The former congressman, who served in Congress for 20 years and was speaker of the House for four of those years, also argued he isn’t a D.C. establishment candidate “I’m not a Washington figure, despite the years I’ve been here,” Gingrich said. “I’m essentially an American whose ties are across the country and whose interest is, ‘how do you change Washington?,’ and not, ‘How do you make Washington happy?’”

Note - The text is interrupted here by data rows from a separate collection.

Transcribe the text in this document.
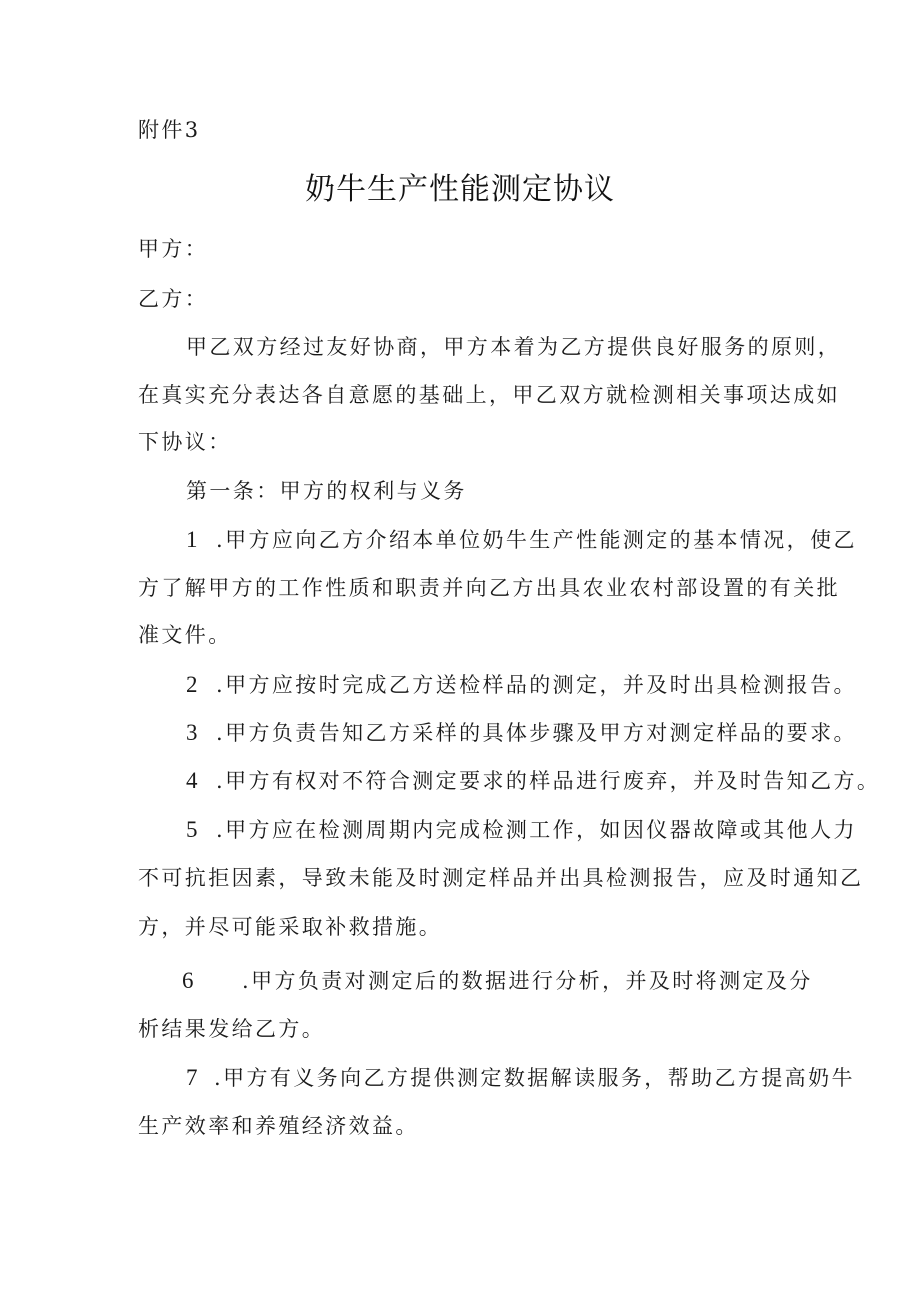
附件3
奶牛生产性能测定协议
甲方：
乙方：
甲乙双方经过友好协商，甲方本着为乙方提供良好服务的原则，
在真实充分表达各自意愿的基础上，甲乙双方就检测相关事项达成如
下协议：
第一条：甲方的权利与义务
1 .甲方应向乙方介绍本单位奶牛生产性能测定的基本情况，使乙
方了解甲方的工作性质和职责并向乙方出具农业农村部设置的有关批
准文件。
2 .甲方应按时完成乙方送检样品的测定，并及时出具检测报告。
3 .甲方负责告知乙方采样的具体步骤及甲方对测定样品的要求。
4 .甲方有权对不符合测定要求的样品进行废弃，并及时告知乙方。
5 .甲方应在检测周期内完成检测工作，如因仪器故障或其他人力
不可抗拒因素，导致未能及时测定样品并出具检测报告，应及时通知乙
方，并尽可能采取补救措施。
6 .甲方负责对测定后的数据进行分析，并及时将测定及分
析结果发给乙方。
7 .甲方有义务向乙方提供测定数据解读服务，帮助乙方提高奶牛
生产效率和养殖经济效益。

On his past support for Dede Scozzafava, the liberal Republican nominated for the NY-23 special election in 2009, Gingrich defended himself. “I’ve spent my whole career, starting in 1960, trying to build the Republican party,” he said. “I helped grow the entire Georgia Republican party. That means when, see, people win primaries or when people win conventions, I tend to support the Republican candidate. Which is exactly what the Tea Parties would have done in Delaware and in Nevada. And so I would say, both sides have to learn to do this. The people who aren’t Tea Parties had better learn that if the Tea Party person wins the primary, you better be for them. The Tea Parties had better learn if someone who you don’t totally like who’s better than the Democrat wins the primary, you better be for them. You cannot build a party in which everybody reserves the right to abandon everybody else.”
Scozzafava eventually dropped out of the race and endorsed the Democrat--not the Republican.
But primary voters shouldn’t worry about his conservative authenticity, he said. “If you look at my career, it’s pretty clear how conservative I am,” Gingrich said. “I think people who try to make some case that I’m not a conservative have a very, very hard lifetime argument here.”